A[w_, t_] = A[w, t] /. sol[];
H[w_, t_] = H[w, t] /. sol[];


Plot the solution.

gifs = Table[
Plot[{A[w, t], H[w, t]}, {w, 0, Pi}, PlotRange -> {-3, 13},
PlotLegends -> {"A", "H"}], {t, 0, 4.1, .05}];
ListAnimate[%] What is interesting, if we now change the ic on H to be negative everywhere, i.e.

ic = {
A[w, 0] == Cos[2 w],
H[w, 0] == -1.0000001 + Cos[3 w]
}
`

we get: Crossing zero in this second case seems to cause no trouble, and the two cases appear to end up with the same values after sufficient time.

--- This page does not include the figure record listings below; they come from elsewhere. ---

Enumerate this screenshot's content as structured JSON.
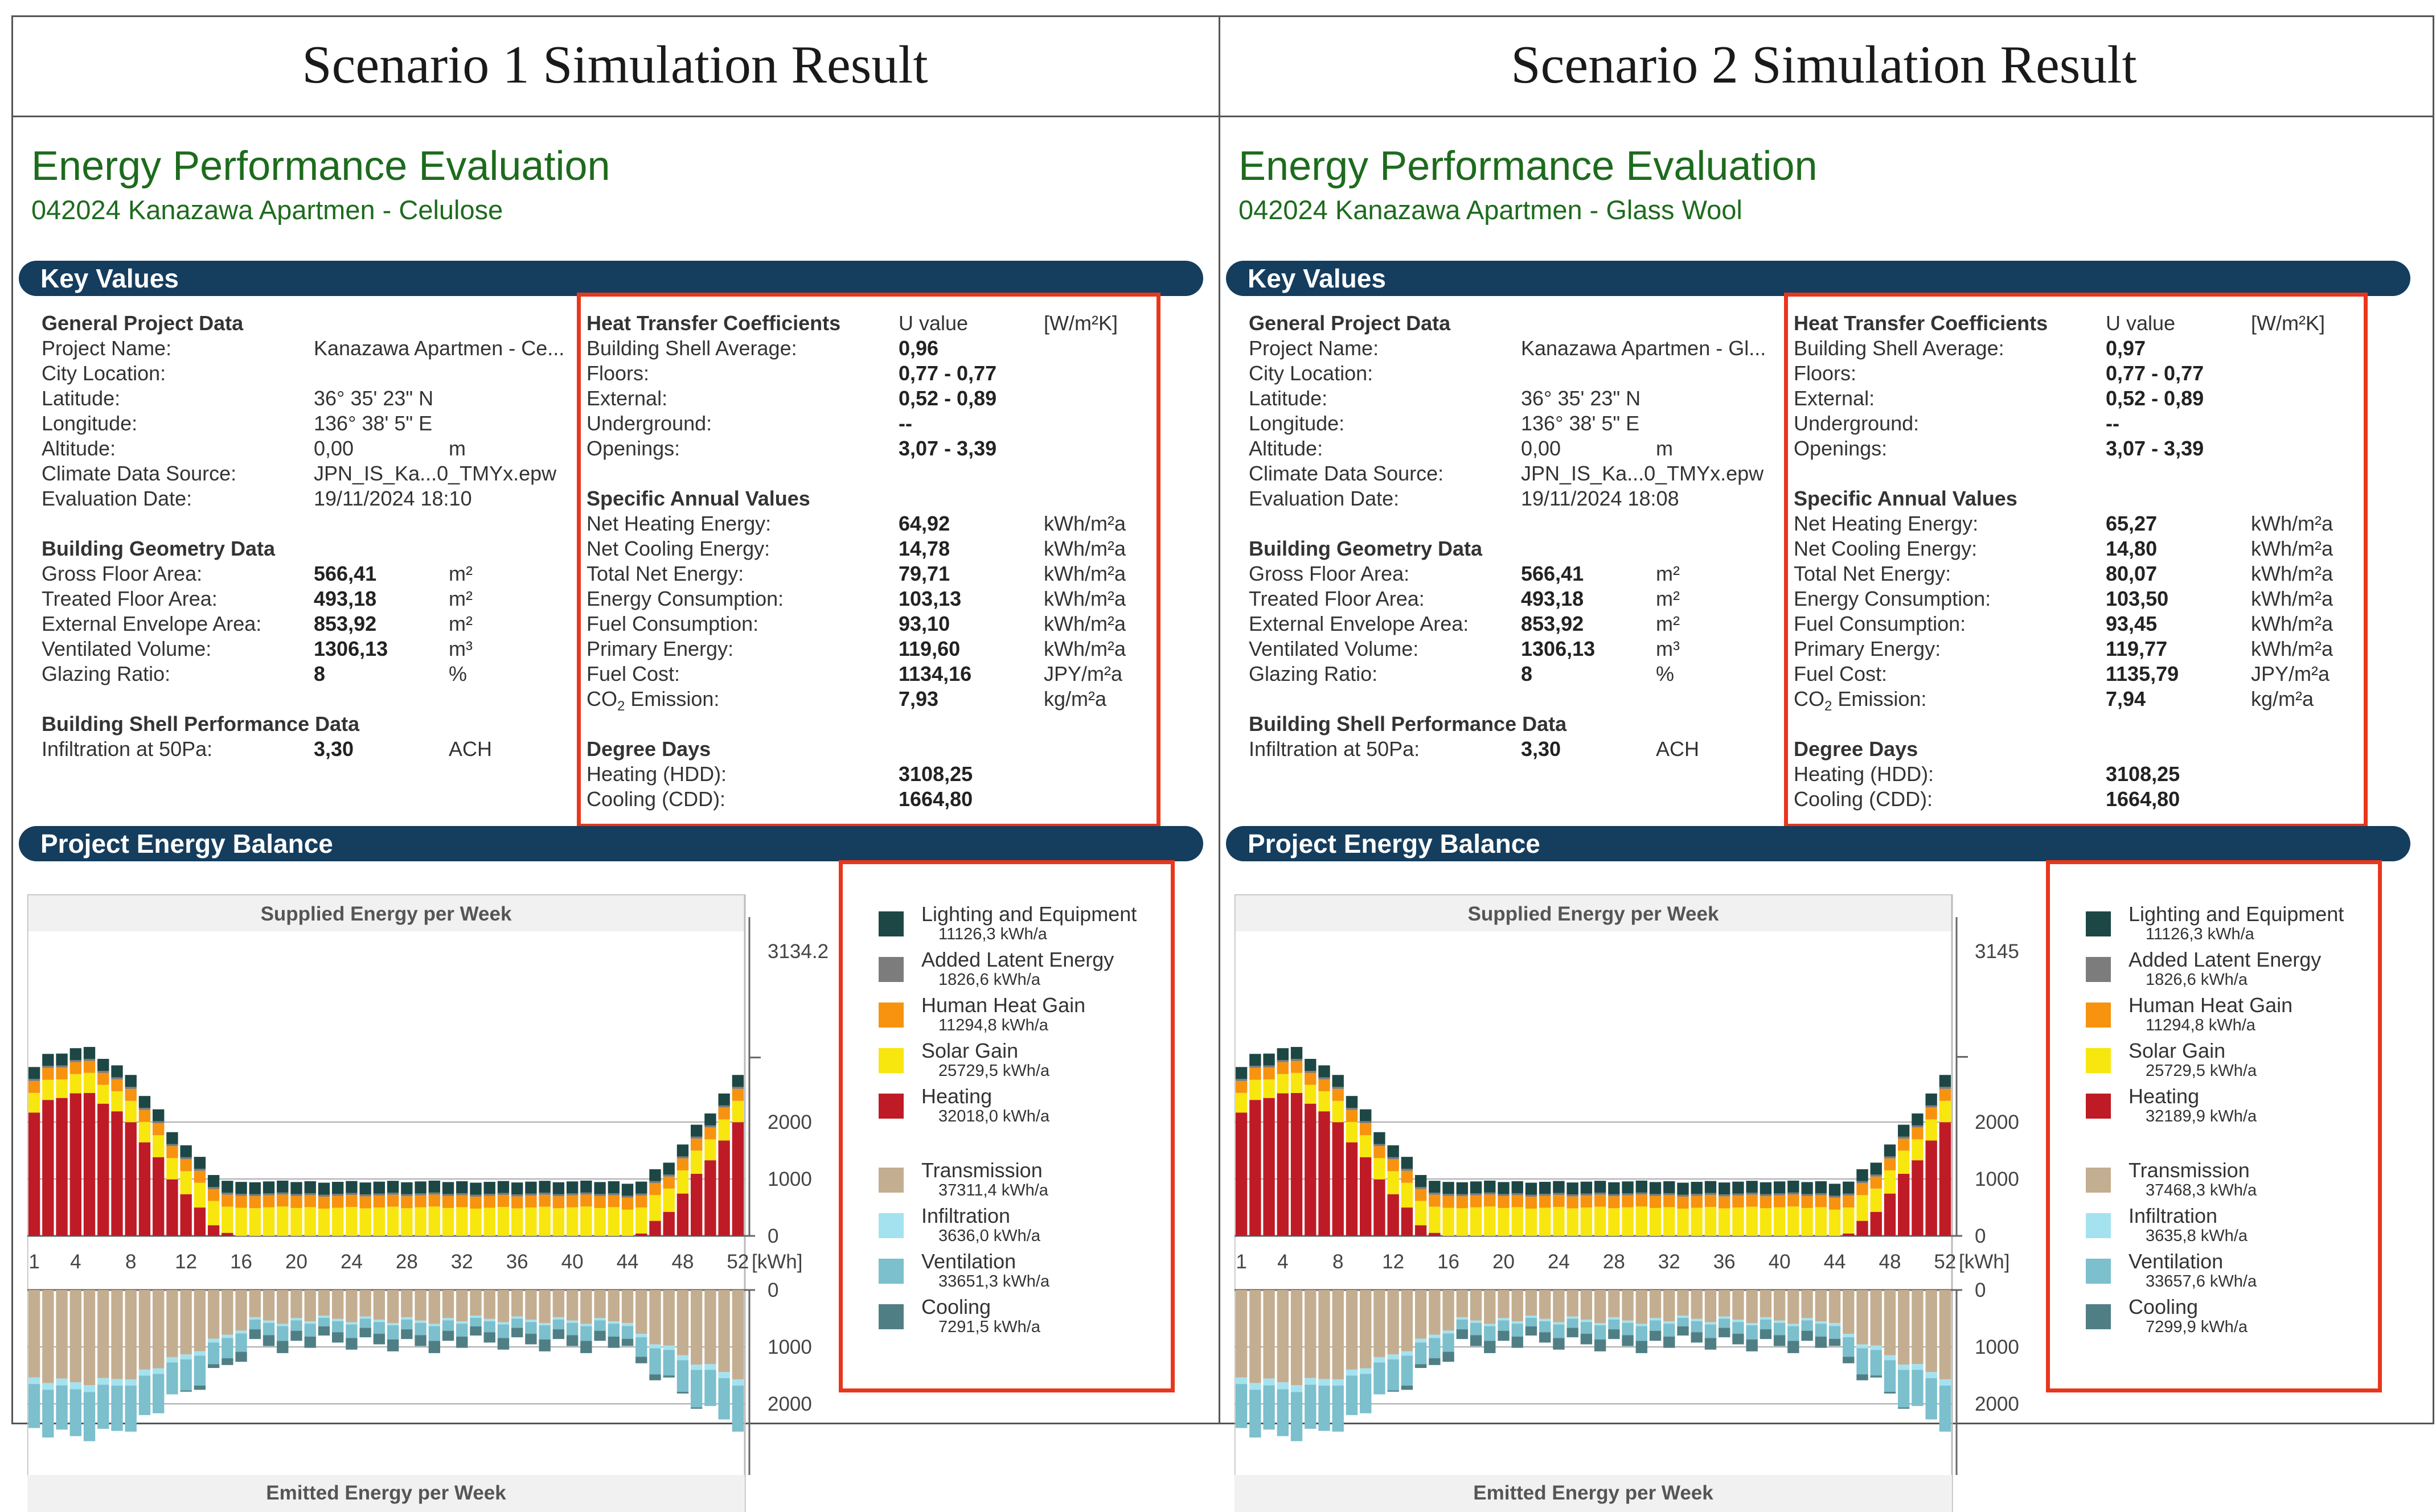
{
  "scenarios": [
    {
      "title": "Scenario 1 Simulation Result",
      "eval_title": "Energy Performance Evaluation",
      "eval_subtitle": "042024 Kanazawa Apartmen - Celulose",
      "key_values_label": "Key Values",
      "general": {
        "heading": "General Project Data",
        "project_name_label": "Project Name:",
        "project_name": "Kanazawa Apartmen - Ce...",
        "city_label": "City Location:",
        "latitude_label": "Latitude:",
        "latitude": "36° 35' 23\" N",
        "longitude_label": "Longitude:",
        "longitude": "136° 38' 5\" E",
        "altitude_label": "Altitude:",
        "altitude": "0,00",
        "altitude_unit": "m",
        "climate_label": "Climate Data Source:",
        "climate": "JPN_IS_Ka...0_TMYx.epw",
        "date_label": "Evaluation Date:",
        "date": "19/11/2024 18:10"
      },
      "geometry": {
        "heading": "Building Geometry Data",
        "gross_label": "Gross Floor Area:",
        "gross": "566,41",
        "gross_unit": "m²",
        "treated_label": "Treated Floor Area:",
        "treated": "493,18",
        "treated_unit": "m²",
        "envelope_label": "External Envelope Area:",
        "envelope": "853,92",
        "envelope_unit": "m²",
        "volume_label": "Ventilated Volume:",
        "volume": "1306,13",
        "volume_unit": "m³",
        "glazing_label": "Glazing Ratio:",
        "glazing": "8",
        "glazing_unit": "%"
      },
      "shell": {
        "heading": "Building Shell Performance Data",
        "infil_label": "Infiltration at 50Pa:",
        "infil": "3,30",
        "infil_unit": "ACH"
      },
      "htc": {
        "heading": "Heat Transfer Coefficients",
        "col_label": "U value",
        "unit": "[W/m²K]",
        "avg_label": "Building Shell Average:",
        "avg": "0,96",
        "floors_label": "Floors:",
        "floors": "0,77 - 0,77",
        "external_label": "External:",
        "external": "0,52 - 0,89",
        "underground_label": "Underground:",
        "underground": "--",
        "openings_label": "Openings:",
        "openings": "3,07 - 3,39"
      },
      "specific": {
        "heading": "Specific Annual Values",
        "rows": [
          {
            "label": "Net Heating Energy:",
            "value": "64,92",
            "unit": "kWh/m²a"
          },
          {
            "label": "Net Cooling Energy:",
            "value": "14,78",
            "unit": "kWh/m²a"
          },
          {
            "label": "Total Net Energy:",
            "value": "79,71",
            "unit": "kWh/m²a"
          },
          {
            "label": "Energy Consumption:",
            "value": "103,13",
            "unit": "kWh/m²a"
          },
          {
            "label": "Fuel Consumption:",
            "value": "93,10",
            "unit": "kWh/m²a"
          },
          {
            "label": "Primary Energy:",
            "value": "119,60",
            "unit": "kWh/m²a"
          },
          {
            "label": "Fuel Cost:",
            "value": "1134,16",
            "unit": "JPY/m²a"
          }
        ],
        "co2_label": "CO",
        "co2_sub": "2",
        "co2_label_rest": " Emission:",
        "co2": "7,93",
        "co2_unit": "kg/m²a"
      },
      "degree": {
        "heading": "Degree Days",
        "hdd_label": "Heating (HDD):",
        "hdd": "3108,25",
        "cdd_label": "Cooling (CDD):",
        "cdd": "1664,80"
      },
      "balance_label": "Project Energy Balance",
      "chart_data": {
        "type": "bar",
        "title": "Supplied Energy per Week",
        "bottom_title": "Emitted Energy per Week",
        "max_label": "3134.2",
        "max_value": 3134.2,
        "top_ticks": [
          "2000",
          "1000",
          "0"
        ],
        "bottom_ticks": [
          "0",
          "1000",
          "2000"
        ],
        "unit_label": "[kWh]",
        "x_ticks": [
          "1",
          "4",
          "8",
          "12",
          "16",
          "20",
          "24",
          "28",
          "32",
          "36",
          "40",
          "44",
          "48",
          "52"
        ],
        "supplied_series": [
          "Heating",
          "Solar Gain",
          "Human Heat Gain",
          "Added Latent Energy",
          "Lighting and Equipment"
        ],
        "emitted_series": [
          "Transmission",
          "Infiltration",
          "Ventilation",
          "Cooling"
        ],
        "weeks": 52
      },
      "legend": [
        {
          "name": "Lighting and Equipment",
          "value": "11126,3 kWh/a",
          "color": "#1d4744"
        },
        {
          "name": "Added Latent Energy",
          "value": "1826,6 kWh/a",
          "color": "#7c7c7c"
        },
        {
          "name": "Human Heat Gain",
          "value": "11294,8 kWh/a",
          "color": "#f7930f"
        },
        {
          "name": "Solar Gain",
          "value": "25729,5 kWh/a",
          "color": "#f8e60f"
        },
        {
          "name": "Heating",
          "value": "32018,0 kWh/a",
          "color": "#bf1b26"
        },
        {
          "name": "Transmission",
          "value": "37311,4 kWh/a",
          "color": "#c4ae91"
        },
        {
          "name": "Infiltration",
          "value": "3636,0 kWh/a",
          "color": "#a5e2ef"
        },
        {
          "name": "Ventilation",
          "value": "33651,3 kWh/a",
          "color": "#7cbfcd"
        },
        {
          "name": "Cooling",
          "value": "7291,5 kWh/a",
          "color": "#4f7f85"
        }
      ]
    },
    {
      "title": "Scenario 2 Simulation Result",
      "eval_title": "Energy Performance Evaluation",
      "eval_subtitle": "042024 Kanazawa Apartmen - Glass Wool",
      "key_values_label": "Key Values",
      "general": {
        "heading": "General Project Data",
        "project_name_label": "Project Name:",
        "project_name": "Kanazawa Apartmen - Gl...",
        "city_label": "City Location:",
        "latitude_label": "Latitude:",
        "latitude": "36° 35' 23\" N",
        "longitude_label": "Longitude:",
        "longitude": "136° 38' 5\" E",
        "altitude_label": "Altitude:",
        "altitude": "0,00",
        "altitude_unit": "m",
        "climate_label": "Climate Data Source:",
        "climate": "JPN_IS_Ka...0_TMYx.epw",
        "date_label": "Evaluation Date:",
        "date": "19/11/2024 18:08"
      },
      "geometry": {
        "heading": "Building Geometry Data",
        "gross_label": "Gross Floor Area:",
        "gross": "566,41",
        "gross_unit": "m²",
        "treated_label": "Treated Floor Area:",
        "treated": "493,18",
        "treated_unit": "m²",
        "envelope_label": "External Envelope Area:",
        "envelope": "853,92",
        "envelope_unit": "m²",
        "volume_label": "Ventilated Volume:",
        "volume": "1306,13",
        "volume_unit": "m³",
        "glazing_label": "Glazing Ratio:",
        "glazing": "8",
        "glazing_unit": "%"
      },
      "shell": {
        "heading": "Building Shell Performance Data",
        "infil_label": "Infiltration at 50Pa:",
        "infil": "3,30",
        "infil_unit": "ACH"
      },
      "htc": {
        "heading": "Heat Transfer Coefficients",
        "col_label": "U value",
        "unit": "[W/m²K]",
        "avg_label": "Building Shell Average:",
        "avg": "0,97",
        "floors_label": "Floors:",
        "floors": "0,77 - 0,77",
        "external_label": "External:",
        "external": "0,52 - 0,89",
        "underground_label": "Underground:",
        "underground": "--",
        "openings_label": "Openings:",
        "openings": "3,07 - 3,39"
      },
      "specific": {
        "heading": "Specific Annual Values",
        "rows": [
          {
            "label": "Net Heating Energy:",
            "value": "65,27",
            "unit": "kWh/m²a"
          },
          {
            "label": "Net Cooling Energy:",
            "value": "14,80",
            "unit": "kWh/m²a"
          },
          {
            "label": "Total Net Energy:",
            "value": "80,07",
            "unit": "kWh/m²a"
          },
          {
            "label": "Energy Consumption:",
            "value": "103,50",
            "unit": "kWh/m²a"
          },
          {
            "label": "Fuel Consumption:",
            "value": "93,45",
            "unit": "kWh/m²a"
          },
          {
            "label": "Primary Energy:",
            "value": "119,77",
            "unit": "kWh/m²a"
          },
          {
            "label": "Fuel Cost:",
            "value": "1135,79",
            "unit": "JPY/m²a"
          }
        ],
        "co2_label": "CO",
        "co2_sub": "2",
        "co2_label_rest": " Emission:",
        "co2": "7,94",
        "co2_unit": "kg/m²a"
      },
      "degree": {
        "heading": "Degree Days",
        "hdd_label": "Heating (HDD):",
        "hdd": "3108,25",
        "cdd_label": "Cooling (CDD):",
        "cdd": "1664,80"
      },
      "balance_label": "Project Energy Balance",
      "chart_data": {
        "type": "bar",
        "title": "Supplied Energy per Week",
        "bottom_title": "Emitted Energy per Week",
        "max_label": "3145",
        "max_value": 3145,
        "top_ticks": [
          "2000",
          "1000",
          "0"
        ],
        "bottom_ticks": [
          "0",
          "1000",
          "2000"
        ],
        "unit_label": "[kWh]",
        "x_ticks": [
          "1",
          "4",
          "8",
          "12",
          "16",
          "20",
          "24",
          "28",
          "32",
          "36",
          "40",
          "44",
          "48",
          "52"
        ],
        "supplied_series": [
          "Heating",
          "Solar Gain",
          "Human Heat Gain",
          "Added Latent Energy",
          "Lighting and Equipment"
        ],
        "emitted_series": [
          "Transmission",
          "Infiltration",
          "Ventilation",
          "Cooling"
        ],
        "weeks": 52
      },
      "legend": [
        {
          "name": "Lighting and Equipment",
          "value": "11126,3 kWh/a",
          "color": "#1d4744"
        },
        {
          "name": "Added Latent Energy",
          "value": "1826,6 kWh/a",
          "color": "#7c7c7c"
        },
        {
          "name": "Human Heat Gain",
          "value": "11294,8 kWh/a",
          "color": "#f7930f"
        },
        {
          "name": "Solar Gain",
          "value": "25729,5 kWh/a",
          "color": "#f8e60f"
        },
        {
          "name": "Heating",
          "value": "32189,9 kWh/a",
          "color": "#bf1b26"
        },
        {
          "name": "Transmission",
          "value": "37468,3 kWh/a",
          "color": "#c4ae91"
        },
        {
          "name": "Infiltration",
          "value": "3635,8 kWh/a",
          "color": "#a5e2ef"
        },
        {
          "name": "Ventilation",
          "value": "33657,6 kWh/a",
          "color": "#7cbfcd"
        },
        {
          "name": "Cooling",
          "value": "7299,9 kWh/a",
          "color": "#4f7f85"
        }
      ]
    }
  ]
}
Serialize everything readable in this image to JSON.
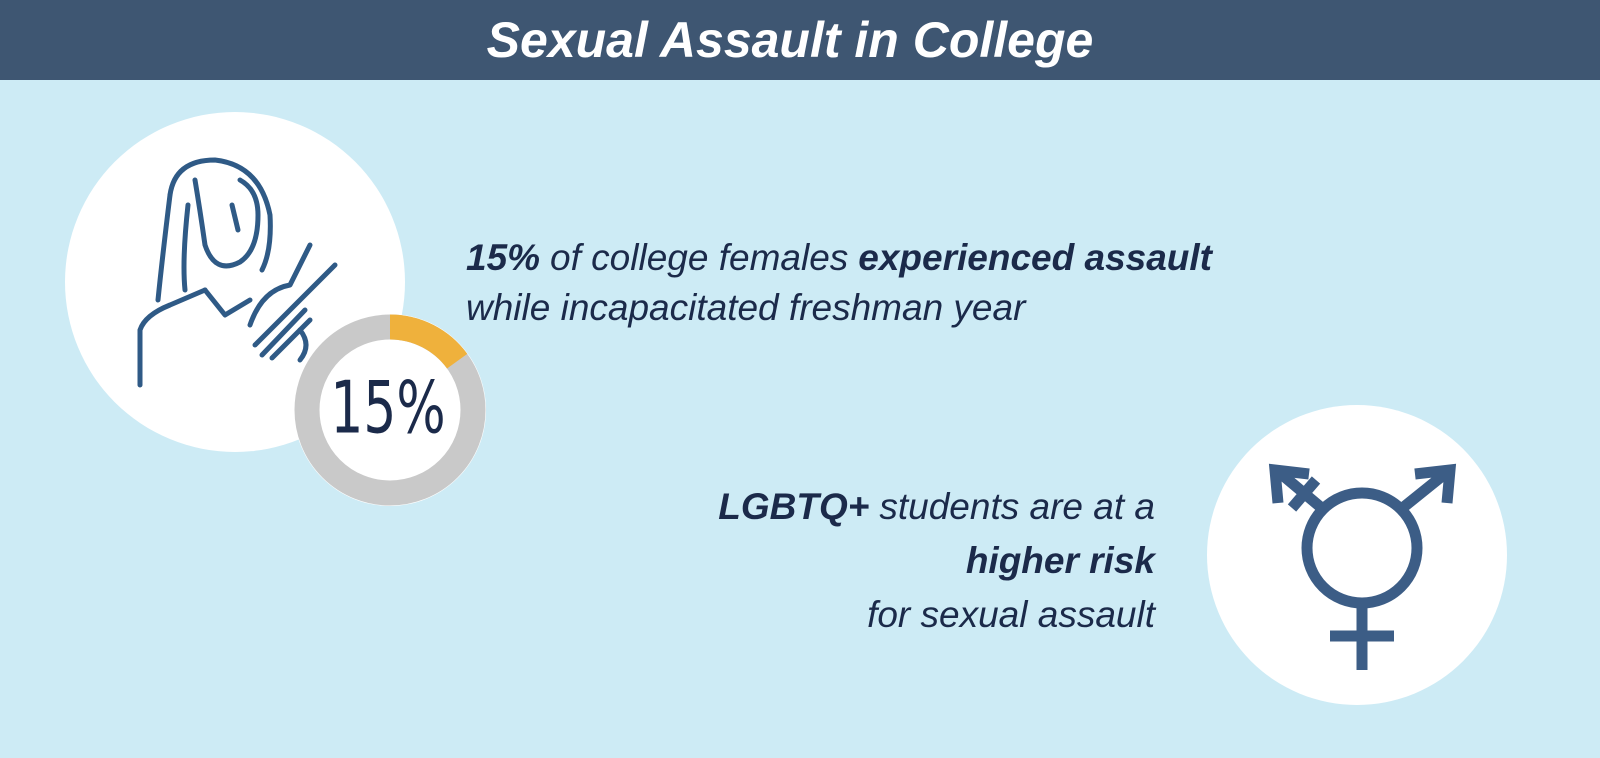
{
  "header": {
    "title": "Sexual Assault in College"
  },
  "donut": {
    "value": 15,
    "value_label": "15%",
    "color": "#efb13c",
    "track_color": "#c9c9c9"
  },
  "facts": [
    {
      "lines": [
        [
          {
            "text": "15%",
            "bold": true
          },
          {
            "text": "of college females"
          },
          {
            "text": "experienced assault",
            "bold": true
          }
        ],
        [
          {
            "text": "while incapacitated freshman year"
          }
        ]
      ]
    },
    {
      "lines": [
        [
          {
            "text": "LGBTQ+",
            "bold": true
          },
          {
            "text": "students are at a"
          }
        ],
        [
          {
            "text": "higher risk",
            "bold": true
          }
        ],
        [
          {
            "text": "for sexual assault"
          }
        ]
      ]
    }
  ]
}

Fwiw, starting H at a higher center value such as 20, causes it to fall below the steady state and then rise to the same value as the two cases plotted here.

If we change the initial shape of the A and H curves, their behavior is substantially different from the cases plotted here.